MELEK VE İNSAN

 
 
 

MELEKLERİN HAZRET-İ ÂDEM'E SECDE ETMESİ

 
 

      Yüce Allah buyuruyor:

      "Hani Biz meleklere, Âdem'e secde (saygı) edin diye emir vermiştik. İblis'in dışında hepsi derhal secde ettiler. O (İblis) cinlerdendi, (secde etmeyerek) Rabbi'nin emrinin dışına çıktı." (Kehf, 50)

      Nurdan yaratılan ve onur, benlik gibi nefsanî duyguları bulunmayan melekler, derhal secde edip yüce Allah'ın emrini yerine getirirken,
      Cin asıllı olduğundan, onur, benlik gibi duyguları bulunan İblis, ilâhî emri dinlemedi, Hazret-i Âdem'e secde (saygı) yapmadı ve fasıklardan oldu.
      Yüce Allah İblis'e:

      "Sana emrettiğim halde, (Âdem'e) secde yapmana engel olan nedir? dedi. İblis; Ben ondan hayırlıyım. Beni ateşten (ısıdan) yarattın, O'nu topraktan yarattın dedi." (Araf, 12)

      İ blis yüce Allah'a karşı; "ben ondan hayırlıyım" diyebildi ve gerekçe olarak, "beni ateşten, ısıdan, O'nu topraktan yarattın" dedi ve ısı tabakasının, en aşağıdaki topraktan daha üstün olduğunu savundu.

       İblis kimdir?
      Cin asıllı olan ve ateşten, yani ateş gibi kızgın, renksiz ve kokusuz gazlardan yaratıldığı için, gözle görülemeyen ve havadan hafif olduğu için yerde, gökte serbestçe hareket edebilen İblis, (yani şeytan) önce yeryüzünde binlerce yıl ibadet etti.
      Sonra, yüksele yüksele yedi kat gökleri ve yedi kat göklerdeki melekleri aştı ve Cennet'teki meleklerin lideri oldu.
      On binlerce yıllık yaşamı boyunca ilâhî bir imtihana tabi tutulmayan İblis, bu hızlı yükselişinden dolayı gurura kapıldı ve melekler dahil, bütün varlıklardan kendini üstün görmeye başladı. Çamurdan yaratılan bir varlığa, "secde et" emrini alınca, bunu içine sindiremedi ve o güne kadar içinde gizlediği ve yalnızca yüce Allah'ın bildiği onur, benlik gibi nefsanî duyguları açığa çıktı ve imtihanı kaybetti.
      Yüce Allah İblis'e şöyle buyurdu:

      "Derhal oradan (Cennet'ten) çık.

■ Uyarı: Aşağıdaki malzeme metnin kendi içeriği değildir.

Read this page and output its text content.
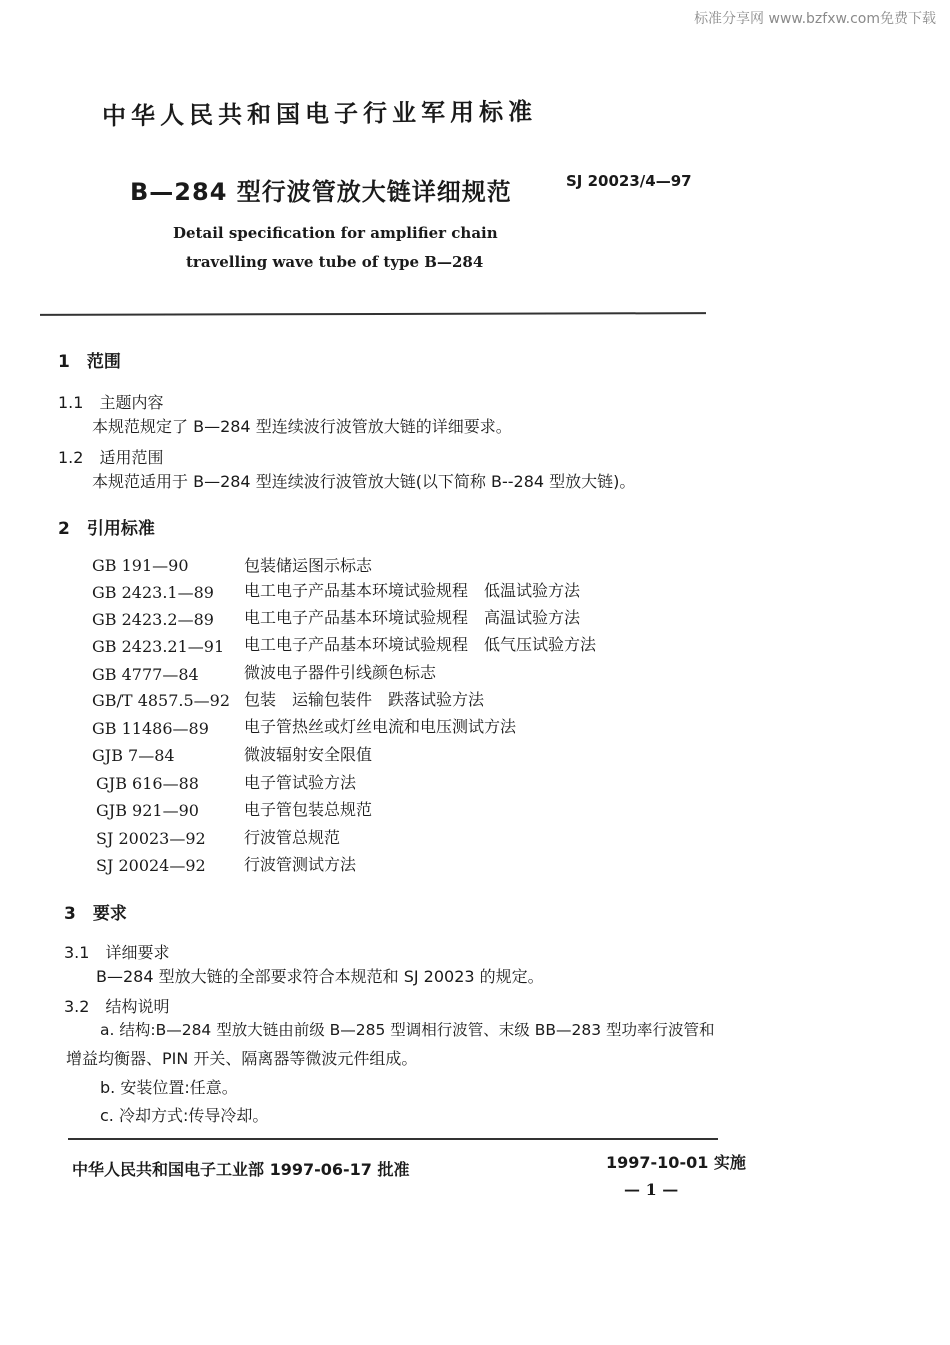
标准分享网 www.bzfxw.com免费下载
中华人民共和国电子行业军用标准
B—284 型行波管放大链详细规范	SJ 20023/4—97
Detail specification for amplifier chain
travelling wave tube of type B—284
1　范围
1.1　主题内容
本规范规定了 B—284 型连续波行波管放大链的详细要求。
1.2　适用范围
本规范适用于 B—284 型连续波行波管放大链(以下简称 B--284 型放大链)。
2　引用标准
GB 191—90	包装储运图示标志
GB 2423.1—89 电工电子产品基本环境试验规程　低温试验方法
GB 2423.2—89 电工电子产品基本环境试验规程　高温试验方法
GB 2423.21—91 电工电子产品基本环境试验规程　低气压试验方法
GB 4777—84	微波电子器件引线颜色标志
GB/T 4857.5—92 包装　运输包装件　跌落试验方法
GB 11486—89 电子管热丝或灯丝电流和电压测试方法
GJB 7—84	微波辐射安全限值
GJB 616—88	电子管试验方法
GJB 921—90	电子管包装总规范
SJ 20023—92 行波管总规范
SJ 20024—92 行波管测试方法
3　要求
3.1　详细要求
B—284 型放大链的全部要求符合本规范和 SJ 20023 的规定。
3.2　结构说明
a. 结构:B—284 型放大链由前级 B—285 型调相行波管、末级 BB—283 型功率行波管和
增益均衡器、PIN 开关、隔离器等微波元件组成。
b. 安装位置:任意。
c. 冷却方式:传导冷却。
中华人民共和国电子工业部 1997-06-17 批准	1997-10-01 实施
— 1 —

Çünkü sen, rahmetimden uzaklaştırıldın (lanetlendin) ve bu lanet ceza gününe kadar üzerindedir" (Hicr, 34-35)

      Onur, benlik ve kıskançlık gibi nefsanî duygularını aşamadığı için lanetlenen, aşağılanan ve Cennet'ten kovulan İblis; kendini kınayıp, tevbe edeceği ve ağlayıp yüce Allah'a yalvaracağı yerde, bu defa da nefsinin intikam alma duygusunun etkisine kapıldı ve yüce Allah'a;

      "İzzetine yemin ederim ki, Sen'in ihlaslı kullarının dışında, onların (insanların) hepsini azdırıp, yoldan çıkaracağım diye yemin etti." (Sâd, 82-83)

      Hazret-i Âdem'in ve onun neslinden gelecek olan insanların yapısal, duygusal yönlerini ve bu arada nefis denilen gücün korkunç etkisini, baskısını çok iyi bilen İblis, yüce Allah'a: "Senin ihlaslı, samimî kulların üzerinde etkili olamam ama, bunların dışındakilerin hepsini hak yoldan çıkarırım diye yemin edince",
      Yüce Allah:

      "Bu (ihlaslı kullarını azdıramam) sözün doğrudur. Ben de şu gerçeği söylüyorum ki, elbette senden (senin cinsinden şeytanlarla) ve onlardan (insanlardan) sana tâbi olanlardan hepinizle Cehennem'i dolduracağım." (Sâd, 84-85)

      Hazret-i Âdem'in bedensel yapısı henüz yaratılma aşamasında iken, İblisin ona karşı olan kıskançlık duygusu önce kine, sonra intikam duygusuna dönüştü ve kıyamete kadar sürecek olan Âdem-İblis mücadelesi başladı.